In practice, models are correlated, so:

\[
\text{Var}(\text{ensemble}) = \rho\sigma^2 + \frac{1-\rho}{B}\sigma^2
\]

where \(\rho\) is the correlation between models.

**Key Insight**: Bagging reduces variance (overfitting) without increasing bias!

### Out-of-Bag (OOB) Evaluation

- Each sample is OOB for ~37% of models
- Can evaluate each sample using only models that didn't see it
- Provides unbiased error estimate without separate validation set
- Similar to cross-validation but "free"

## Topics Covered

1. BaggingClassifier and BaggingRegressor
2. Bootstrap sampling mechanics
3. Out-of-Bag scoring
4. Random Forests as specialized bagging
5. Hyperparameter tuning
6. When to use bagging

## Setup and Import

In [None]:
import numpy as np
import pandas as pd
import matplotlib.pyplot as plt
import seaborn as sns

# Ensemble methods
from sklearn.ensemble import BaggingClassifier, BaggingRegressor, RandomForestClassifier, RandomForestRegressor

# Base estimators
from sklearn.tree import DecisionTreeClassifier, DecisionTreeRegressor
from sklearn.linear_model import LogisticRegression, LinearRegression
from sklearn.svm import SVC
from sklearn.neighbors import KNeighborsClassifier

# Utilities
from sklearn.model_selection import train_test_split, cross_val_score, learning_curve
from sklearn.preprocessing import StandardScaler
from sklearn.metrics import accuracy_score, mean_squared_error, r2_score, classification_report, confusion_matrix
from sklearn.datasets import make_classification, make_regression, load_wine, load_diabetes, load_breast_cancer

np.random.seed(42)
sns.set_style('whitegrid')
print("✓ Libraries imported successfully")

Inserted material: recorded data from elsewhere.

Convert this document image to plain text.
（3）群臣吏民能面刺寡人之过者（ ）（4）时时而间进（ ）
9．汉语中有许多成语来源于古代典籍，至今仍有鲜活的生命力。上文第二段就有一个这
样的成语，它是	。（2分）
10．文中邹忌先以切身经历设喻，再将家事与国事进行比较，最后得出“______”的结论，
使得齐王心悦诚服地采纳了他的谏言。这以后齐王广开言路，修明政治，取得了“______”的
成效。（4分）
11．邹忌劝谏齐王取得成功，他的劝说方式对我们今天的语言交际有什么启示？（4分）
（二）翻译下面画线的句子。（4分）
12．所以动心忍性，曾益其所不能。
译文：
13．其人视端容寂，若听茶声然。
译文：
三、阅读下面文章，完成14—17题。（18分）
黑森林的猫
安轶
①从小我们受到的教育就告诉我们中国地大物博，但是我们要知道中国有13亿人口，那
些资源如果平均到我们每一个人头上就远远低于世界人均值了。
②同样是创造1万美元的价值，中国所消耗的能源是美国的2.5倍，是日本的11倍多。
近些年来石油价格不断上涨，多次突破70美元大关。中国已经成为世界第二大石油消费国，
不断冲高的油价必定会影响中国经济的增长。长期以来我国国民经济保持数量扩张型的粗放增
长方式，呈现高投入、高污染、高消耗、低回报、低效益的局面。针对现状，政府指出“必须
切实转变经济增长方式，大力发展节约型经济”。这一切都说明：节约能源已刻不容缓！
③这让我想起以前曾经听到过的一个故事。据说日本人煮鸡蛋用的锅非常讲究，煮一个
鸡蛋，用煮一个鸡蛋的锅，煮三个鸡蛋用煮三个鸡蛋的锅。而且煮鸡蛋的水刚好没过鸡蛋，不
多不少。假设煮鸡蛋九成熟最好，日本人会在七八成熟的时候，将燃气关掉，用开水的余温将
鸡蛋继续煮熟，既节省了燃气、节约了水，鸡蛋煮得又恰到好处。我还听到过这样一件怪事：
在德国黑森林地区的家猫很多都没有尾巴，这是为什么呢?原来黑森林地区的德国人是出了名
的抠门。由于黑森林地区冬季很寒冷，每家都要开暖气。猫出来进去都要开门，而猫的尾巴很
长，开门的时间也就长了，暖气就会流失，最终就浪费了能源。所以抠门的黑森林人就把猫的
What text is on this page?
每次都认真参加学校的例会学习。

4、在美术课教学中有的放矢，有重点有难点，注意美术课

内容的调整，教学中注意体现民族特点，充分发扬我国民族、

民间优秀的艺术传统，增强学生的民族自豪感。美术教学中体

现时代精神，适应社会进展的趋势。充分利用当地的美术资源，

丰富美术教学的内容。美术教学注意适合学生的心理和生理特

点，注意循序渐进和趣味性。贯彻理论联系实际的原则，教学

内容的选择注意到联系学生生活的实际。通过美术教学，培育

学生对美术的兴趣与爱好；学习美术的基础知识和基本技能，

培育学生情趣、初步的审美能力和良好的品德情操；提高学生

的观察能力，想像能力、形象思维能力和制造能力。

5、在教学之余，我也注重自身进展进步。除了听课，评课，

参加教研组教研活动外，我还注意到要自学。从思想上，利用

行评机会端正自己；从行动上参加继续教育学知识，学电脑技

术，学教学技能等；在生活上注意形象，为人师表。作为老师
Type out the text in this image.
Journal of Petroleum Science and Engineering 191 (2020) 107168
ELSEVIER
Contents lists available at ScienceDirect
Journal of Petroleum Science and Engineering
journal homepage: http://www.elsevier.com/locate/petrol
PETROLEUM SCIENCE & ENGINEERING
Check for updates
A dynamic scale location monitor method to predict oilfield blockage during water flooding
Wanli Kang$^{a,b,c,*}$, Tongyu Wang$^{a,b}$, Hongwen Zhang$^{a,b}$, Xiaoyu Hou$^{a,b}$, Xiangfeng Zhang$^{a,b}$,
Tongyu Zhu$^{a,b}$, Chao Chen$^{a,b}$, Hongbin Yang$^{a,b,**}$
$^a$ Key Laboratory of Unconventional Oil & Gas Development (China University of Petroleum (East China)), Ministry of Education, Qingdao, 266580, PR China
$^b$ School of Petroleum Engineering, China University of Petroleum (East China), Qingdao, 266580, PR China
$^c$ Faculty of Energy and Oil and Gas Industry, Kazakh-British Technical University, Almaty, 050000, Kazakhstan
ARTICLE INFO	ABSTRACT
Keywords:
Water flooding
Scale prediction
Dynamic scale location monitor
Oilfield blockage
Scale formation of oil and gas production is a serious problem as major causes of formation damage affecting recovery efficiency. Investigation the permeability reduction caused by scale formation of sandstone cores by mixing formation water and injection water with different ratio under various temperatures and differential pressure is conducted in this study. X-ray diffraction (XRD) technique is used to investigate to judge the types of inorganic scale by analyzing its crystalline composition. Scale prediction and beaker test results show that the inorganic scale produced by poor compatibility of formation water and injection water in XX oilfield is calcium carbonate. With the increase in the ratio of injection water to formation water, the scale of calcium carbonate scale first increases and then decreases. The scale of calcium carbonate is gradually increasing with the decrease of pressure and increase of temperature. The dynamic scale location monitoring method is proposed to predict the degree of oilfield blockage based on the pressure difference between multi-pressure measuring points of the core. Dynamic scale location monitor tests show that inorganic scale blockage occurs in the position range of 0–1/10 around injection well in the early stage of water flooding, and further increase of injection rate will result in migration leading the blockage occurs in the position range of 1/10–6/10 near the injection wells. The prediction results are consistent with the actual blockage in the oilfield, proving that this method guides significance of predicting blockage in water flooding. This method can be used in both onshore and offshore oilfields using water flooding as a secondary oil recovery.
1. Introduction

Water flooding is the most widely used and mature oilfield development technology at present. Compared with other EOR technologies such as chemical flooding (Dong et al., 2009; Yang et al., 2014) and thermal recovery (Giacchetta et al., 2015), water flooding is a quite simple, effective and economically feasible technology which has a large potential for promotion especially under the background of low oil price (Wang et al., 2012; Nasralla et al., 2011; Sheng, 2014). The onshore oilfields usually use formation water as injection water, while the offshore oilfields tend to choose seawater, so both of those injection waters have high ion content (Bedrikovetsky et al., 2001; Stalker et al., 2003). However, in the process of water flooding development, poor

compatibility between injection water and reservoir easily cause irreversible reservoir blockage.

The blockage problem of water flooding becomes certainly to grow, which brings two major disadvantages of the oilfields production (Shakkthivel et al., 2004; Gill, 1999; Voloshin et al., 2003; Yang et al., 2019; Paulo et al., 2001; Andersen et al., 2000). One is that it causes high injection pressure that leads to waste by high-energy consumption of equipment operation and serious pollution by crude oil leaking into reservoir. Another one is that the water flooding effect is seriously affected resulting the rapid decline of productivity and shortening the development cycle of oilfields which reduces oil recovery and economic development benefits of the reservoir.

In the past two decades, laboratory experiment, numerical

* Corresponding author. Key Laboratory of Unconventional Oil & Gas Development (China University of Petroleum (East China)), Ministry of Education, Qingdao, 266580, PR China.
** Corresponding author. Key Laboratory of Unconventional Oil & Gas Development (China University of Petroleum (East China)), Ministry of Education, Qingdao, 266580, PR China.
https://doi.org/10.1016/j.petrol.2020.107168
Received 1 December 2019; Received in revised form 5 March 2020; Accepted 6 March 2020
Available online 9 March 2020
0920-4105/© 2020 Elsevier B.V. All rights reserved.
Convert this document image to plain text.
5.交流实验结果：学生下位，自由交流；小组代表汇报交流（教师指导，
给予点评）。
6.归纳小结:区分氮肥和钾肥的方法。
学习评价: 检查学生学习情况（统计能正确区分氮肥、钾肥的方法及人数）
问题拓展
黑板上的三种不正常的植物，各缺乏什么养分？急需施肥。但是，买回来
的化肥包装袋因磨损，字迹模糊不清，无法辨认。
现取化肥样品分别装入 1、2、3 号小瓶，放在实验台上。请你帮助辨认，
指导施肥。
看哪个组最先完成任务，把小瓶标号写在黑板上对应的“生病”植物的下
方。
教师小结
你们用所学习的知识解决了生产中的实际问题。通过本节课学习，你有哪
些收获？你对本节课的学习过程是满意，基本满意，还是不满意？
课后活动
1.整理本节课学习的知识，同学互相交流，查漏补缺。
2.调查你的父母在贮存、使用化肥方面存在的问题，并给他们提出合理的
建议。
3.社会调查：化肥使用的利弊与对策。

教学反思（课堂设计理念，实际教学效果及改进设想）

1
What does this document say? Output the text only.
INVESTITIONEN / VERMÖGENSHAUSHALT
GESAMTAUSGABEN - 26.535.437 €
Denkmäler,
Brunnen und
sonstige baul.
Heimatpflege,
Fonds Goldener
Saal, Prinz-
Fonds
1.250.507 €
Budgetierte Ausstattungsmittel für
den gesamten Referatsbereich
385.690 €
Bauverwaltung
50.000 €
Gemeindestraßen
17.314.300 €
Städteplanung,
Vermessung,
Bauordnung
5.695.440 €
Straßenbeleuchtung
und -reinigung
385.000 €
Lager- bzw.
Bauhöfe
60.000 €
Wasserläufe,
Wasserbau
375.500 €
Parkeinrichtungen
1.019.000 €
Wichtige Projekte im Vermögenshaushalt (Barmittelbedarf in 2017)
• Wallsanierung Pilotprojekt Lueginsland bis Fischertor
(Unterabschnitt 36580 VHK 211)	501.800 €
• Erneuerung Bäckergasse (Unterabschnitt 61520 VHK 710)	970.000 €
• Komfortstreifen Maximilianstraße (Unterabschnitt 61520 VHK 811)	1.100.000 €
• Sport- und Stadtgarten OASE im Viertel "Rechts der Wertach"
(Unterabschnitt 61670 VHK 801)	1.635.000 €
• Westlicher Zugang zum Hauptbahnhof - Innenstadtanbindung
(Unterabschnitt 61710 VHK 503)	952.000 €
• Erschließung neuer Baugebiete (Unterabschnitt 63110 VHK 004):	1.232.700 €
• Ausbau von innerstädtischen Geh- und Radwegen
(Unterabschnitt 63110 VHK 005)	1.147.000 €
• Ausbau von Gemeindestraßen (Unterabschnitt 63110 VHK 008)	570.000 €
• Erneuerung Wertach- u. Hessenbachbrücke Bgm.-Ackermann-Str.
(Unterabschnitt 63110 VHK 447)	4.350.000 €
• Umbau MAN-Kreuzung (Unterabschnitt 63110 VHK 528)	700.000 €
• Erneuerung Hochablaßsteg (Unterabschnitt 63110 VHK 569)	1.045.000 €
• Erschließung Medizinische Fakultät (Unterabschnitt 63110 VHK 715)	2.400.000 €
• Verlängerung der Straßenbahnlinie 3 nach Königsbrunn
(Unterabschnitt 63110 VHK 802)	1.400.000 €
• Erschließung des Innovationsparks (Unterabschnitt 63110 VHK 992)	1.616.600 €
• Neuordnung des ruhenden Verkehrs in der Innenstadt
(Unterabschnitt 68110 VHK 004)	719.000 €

## 1. Understanding Bootstrap Sampling

### 1.1 Bootstrap Mechanics

In [None]:
print("Bootstrap Sampling Demonstration")
print("="*70)

# Simple dataset
original_data = np.arange(10)
n_samples = len(original_data)

print(f"Original dataset: {original_data}")
print(f"Size: {n_samples}\n")

# Create bootstrap samples
n_bootstrap = 5
for i in range(n_bootstrap):
    # Sample with replacement
    bootstrap_sample = np.random.choice(original_data, size=n_samples, replace=True)
    
    # Find unique samples and OOB samples
    unique_samples = np.unique(bootstrap_sample)
    oob_samples = np.setdiff1d(original_data, bootstrap_sample)
    
    print(f"Bootstrap {i+1}: {bootstrap_sample}")
    print(f"  Unique: {unique_samples} ({len(unique_samples)}/{n_samples} = {len(unique_samples)/n_samples:.1%})")
    print(f"  OOB:    {oob_samples} ({len(oob_samples)}/{n_samples} = {len(oob_samples)/n_samples:.1%})")
    print()

In [None]:
# Theoretical probability of being in bootstrap sample
print("Theoretical Analysis")
print("="*70)

# Probability of NOT being selected in one draw: (n-1)/n
# Probability of NOT being selected in n draws: ((n-1)/n)^n
# As n → ∞, this approaches 1/e ≈ 0.368

n_values = [10, 50, 100, 500, 1000]
for n in n_values:
    prob_not_selected = ((n-1)/n)**n
    prob_selected = 1 - prob_not_selected
    print(f"n={n:4d}: P(in sample) = {prob_selected:.4f}, P(OOB) = {prob_not_selected:.4f}")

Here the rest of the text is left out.